Bennett Miller explique :

Il ne fallait pas quelqu’un que tout le monde puisse imaginer dans la peau d’un tueur car à l’époque, personne n’avait jamais pensé que John Dupont pourrait l’être. Je voulais quelqu’un que l’on ne puisse pas imaginer faire une chose pareil. Je pense aussi que [Steve Carrell] c’est un grand acteur.
Il y a aussi quelque chose de spécial au sujet des acteurs comiques qui tout à coup font du dramatique. C’est très intéressant car quand on a un acteur comique comme Steve, ses personnages dépassent très souvent l’écran. Quand on le voit sur un plateau télé ou en interview, il est toujours dans la peau de son personnage. On sait pertinemment que ce n’est pas qui il est dans la “vraie vie”, et on a rarement l’occasion de les voir hors de leur costume de comique.


Le pari est réussi puisque Steve Carrell livre très certainement la performance la plus intense de sa carrière. Cela, au prix de nombreuses heures de tournage pendant lesquelles le réalisateur demande à ses acteurs un important travail d’improvisation :

Je pense que ce n’était pas très marrant pour eux [le tournage], car je leur demandais beaucoup d’improvisation et d’exploration. Je les poussais pas mal. On ne suivait pas le script de façon minutieuse. C’était plus “ok, on tourne cette scène aujourd’hui, voilà ce qu’il s’y passe, voyons maintenant comment on va faire“. Ils devaient beaucoup improviser, parler à travers leur personnage.
Quand vous regardez un film qui s’est entièrement tenu au scénario, et que les acteurs le suivent mot à mot, ça se ressent je trouve.

Une méthode de travail qu’il applique depuis son tout premier film, et qui peut surprendre étant donné la maitrise absolue qui transpire de ses réalisations. Cette maitrise découle d’incalculables heures de travail, de recherches et de réflexion, qui lui permettent par la suite une certaine liberté.
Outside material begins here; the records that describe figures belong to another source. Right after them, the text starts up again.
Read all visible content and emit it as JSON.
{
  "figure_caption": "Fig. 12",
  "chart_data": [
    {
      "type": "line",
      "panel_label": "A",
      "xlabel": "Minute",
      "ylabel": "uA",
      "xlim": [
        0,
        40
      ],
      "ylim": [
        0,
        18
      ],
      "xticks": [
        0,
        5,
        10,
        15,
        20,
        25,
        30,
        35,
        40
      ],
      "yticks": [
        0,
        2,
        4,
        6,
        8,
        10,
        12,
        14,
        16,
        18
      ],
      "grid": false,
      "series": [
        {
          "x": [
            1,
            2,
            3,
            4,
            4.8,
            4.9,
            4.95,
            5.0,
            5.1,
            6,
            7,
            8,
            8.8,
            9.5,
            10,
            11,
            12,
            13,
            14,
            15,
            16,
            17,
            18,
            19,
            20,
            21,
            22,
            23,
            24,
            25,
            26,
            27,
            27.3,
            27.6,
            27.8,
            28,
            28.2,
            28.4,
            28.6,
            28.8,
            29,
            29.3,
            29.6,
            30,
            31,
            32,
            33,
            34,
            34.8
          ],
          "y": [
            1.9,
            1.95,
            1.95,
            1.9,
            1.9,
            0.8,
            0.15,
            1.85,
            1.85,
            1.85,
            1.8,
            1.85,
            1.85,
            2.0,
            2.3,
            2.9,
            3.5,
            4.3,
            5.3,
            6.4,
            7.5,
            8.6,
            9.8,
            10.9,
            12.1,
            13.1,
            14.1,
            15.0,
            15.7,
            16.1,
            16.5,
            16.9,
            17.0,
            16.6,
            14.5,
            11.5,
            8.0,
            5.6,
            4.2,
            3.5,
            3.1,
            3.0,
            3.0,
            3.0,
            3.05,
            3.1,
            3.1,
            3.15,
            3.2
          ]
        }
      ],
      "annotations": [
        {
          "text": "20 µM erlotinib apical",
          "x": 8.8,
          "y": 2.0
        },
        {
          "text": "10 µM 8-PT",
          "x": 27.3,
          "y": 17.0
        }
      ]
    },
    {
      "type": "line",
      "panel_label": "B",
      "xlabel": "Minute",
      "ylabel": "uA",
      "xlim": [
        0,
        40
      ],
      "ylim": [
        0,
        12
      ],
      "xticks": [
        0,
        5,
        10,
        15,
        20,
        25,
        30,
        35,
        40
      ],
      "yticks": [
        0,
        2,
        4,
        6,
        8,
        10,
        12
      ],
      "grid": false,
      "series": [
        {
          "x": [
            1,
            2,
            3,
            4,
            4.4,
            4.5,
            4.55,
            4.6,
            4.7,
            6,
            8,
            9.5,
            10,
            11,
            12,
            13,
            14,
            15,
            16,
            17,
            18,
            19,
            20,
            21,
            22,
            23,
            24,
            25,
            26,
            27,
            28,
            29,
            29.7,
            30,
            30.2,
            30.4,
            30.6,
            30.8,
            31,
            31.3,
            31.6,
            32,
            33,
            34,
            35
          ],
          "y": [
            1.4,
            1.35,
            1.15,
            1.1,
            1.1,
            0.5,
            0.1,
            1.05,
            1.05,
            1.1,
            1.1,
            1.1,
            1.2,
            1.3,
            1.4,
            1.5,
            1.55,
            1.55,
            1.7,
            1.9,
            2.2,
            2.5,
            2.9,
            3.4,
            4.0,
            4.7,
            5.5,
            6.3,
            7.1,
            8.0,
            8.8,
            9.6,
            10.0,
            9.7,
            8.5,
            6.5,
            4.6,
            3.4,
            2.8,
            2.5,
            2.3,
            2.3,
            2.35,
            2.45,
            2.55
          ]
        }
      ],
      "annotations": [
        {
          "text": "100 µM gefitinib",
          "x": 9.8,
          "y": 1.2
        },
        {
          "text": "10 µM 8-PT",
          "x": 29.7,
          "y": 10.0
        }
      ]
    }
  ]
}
Comme le disait si bien Ingmar Bergman, seul quelqu’un d’extrêmement bien préparé peut se permettre d’improviser. Et c’est là l’un des secrets de Bennett Miller.

Cinéma du non-dit

Le réalisateur est à la recherche de vérité absolue dans les dialogues, mais pas dans l’histoire ou même les personnages. Bennett Miller aime le mystère, l’opaque, l’indicible. Car dans Foxcatcher, il ne tente à aucun moment de donner une explication à l’acte de John. E. Dupont. Il se contente de nous donner des pistes pour que l’on puisse construire notre propre réflexion :

Le film ne fait aucune conclusion de manière délibérée, il n’y a pas d’explication. Il ne suit pas la construction du film hollywoodien typique, qui t’explique pourquoi il l’a tué. Foxcatcher est censé vous hanter, vous déranger.
C’est tellement ennuyeux quand un film tire les conclusions à votre place. Donner une conclusion, ça veut dire arrêter de penser. […] et donner une explication à Foxcatcher, c’est le réduire à quelque chose de trivial et spécifique. Alors qu’en plus de ça, John Dupont n’a jamais donné d’explication à son meurtre, et il ne l’a d’ailleurs jamais admis.